Bir süredir Marksist Yazar Tayfun Er’in ‘Erguvaniler: Türkiye’de İktidar Doğanlar’ isimli eserini okuyorum. Bu kitapta öyle hususiyetler var ki: bir tarafta Çanakkale’de 276 kiloluk top mermisi altında ezile ezile vatan kurtaran kahramanların sefalet içindeki asaleti, öte tarafta Mason, Sabetayist, Ateist, Levanten ve vatan haini ekabir zümrenin varlık içindeki sefahatı.. Anadolu, hamiyet ve sadakat ehillerini cefaya beslerken, Şehr-i Konstantiniyye’den doğma İstanbul, ne kadar Melami ve Mason Erguvani varsa hepsine şatafatlı ve şaşaalı imkânları sunuyor. Tayfun Er’in ifadesine göre Mason Hamdullah Suphi Tanrıöver’in şiiriyle :
‘Belinde Kabza-yı Osman, elinde bir Kur’an,
Beşiklerinde çocuklar boğan Kızıl Sultan’ yaftasını vurduğu Sultan II. Abdülhamid acaba Mason’lardan teşekkül İttihat ve Terakki mensublarının oyunuyla, Esat Paşa’nın emri ve Yahudi Karasu Paşa’nın tebliğiyle Atina’daki Yahudi Alatini Köşkü’ne sürülürken, Aşiyan’a ‘çan dinlesin’ diyerek gömdürdüğü Ahmet Vefik Paşa’nın diyetini mi ödüyordu.?

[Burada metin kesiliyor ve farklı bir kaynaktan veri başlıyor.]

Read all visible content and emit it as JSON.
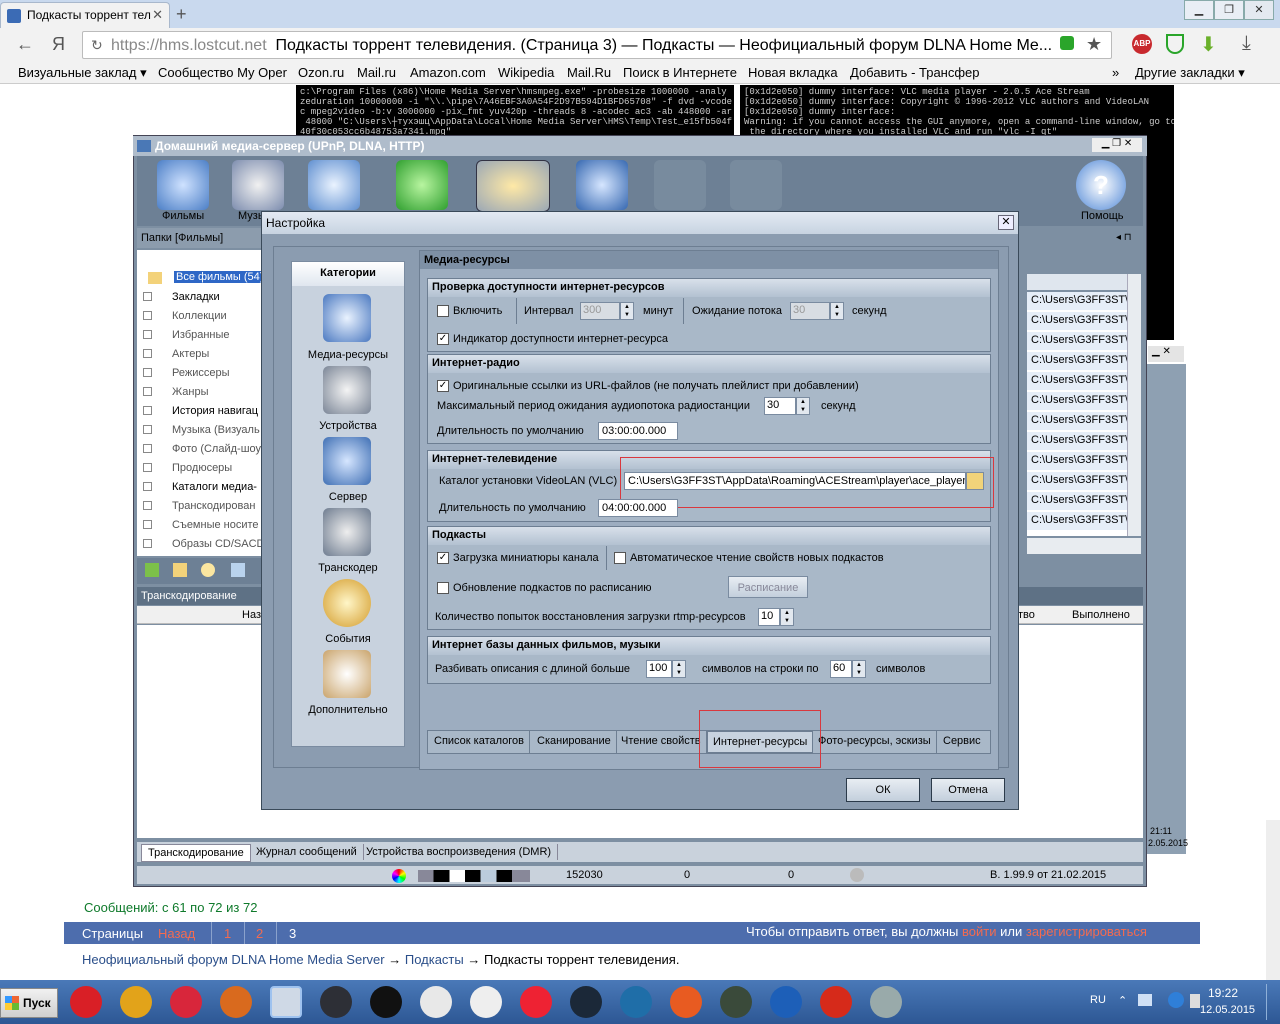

İstanbul ile yan yana geldiğinde tezatlara karışan Anadolu ve insanı nazarında şimdi.. imiğe mey, sineye dilber ve hazineden keseye para çekilmeyen asaletli bir zamana düşelim.
Tam 93 yıl önce, 276 kiloluk top mermisini sırtlayıp topun ağzına veren ve İngiliz Zırhlısı Ocean’ı batıran bir çile adamı Seyid Onbaşı’yı üç yıl önce TV belgeseli için gittiğim Havran’da 94 yaşındaki kızı Ayşe Yakar’dan dinlemiştim. Ayşe Nine’nin babası Seyid Onbaşı, Çanakkale Deniz Savaşları’nın kaderini değiştirmesine rağmen savaş sonrası Balıkesir’in Havran ilçesine bağlı Çamlık Köyü’nde odundan mangal kömürü yapıp satarak hayatını sürdürür ve ömrünü de böyle bitirir. Bir Ahmet Vefik Paşa gibi, ya misyonerlere hazineden arazi satarak, ya da devletin yolluk ve ikâmet sağladığı Abdülhak Hamit gibi Paris’te zenci kızla caka satarak da yaşama hakkı olan Seyid Onbaşı’nın elbette böyle bir şansı yoktur. Zira O’ İstanbul dışındaki öz Anadolu uşağıdır. Yani; dereceli Mason, milli emlağı misyonerlere satıcı hain tüccar, Türk ordusuna hain gözüyle bakan ve Yunan’dan yana olan İngiliz payandası Damat Ferid, ya da göbeğini kaşıyan adamlara atıfla ‘köylülük dini öldürüyor’ diyerek ün almaya tevessül eden ideal yoksunu olamadığından şansı yok..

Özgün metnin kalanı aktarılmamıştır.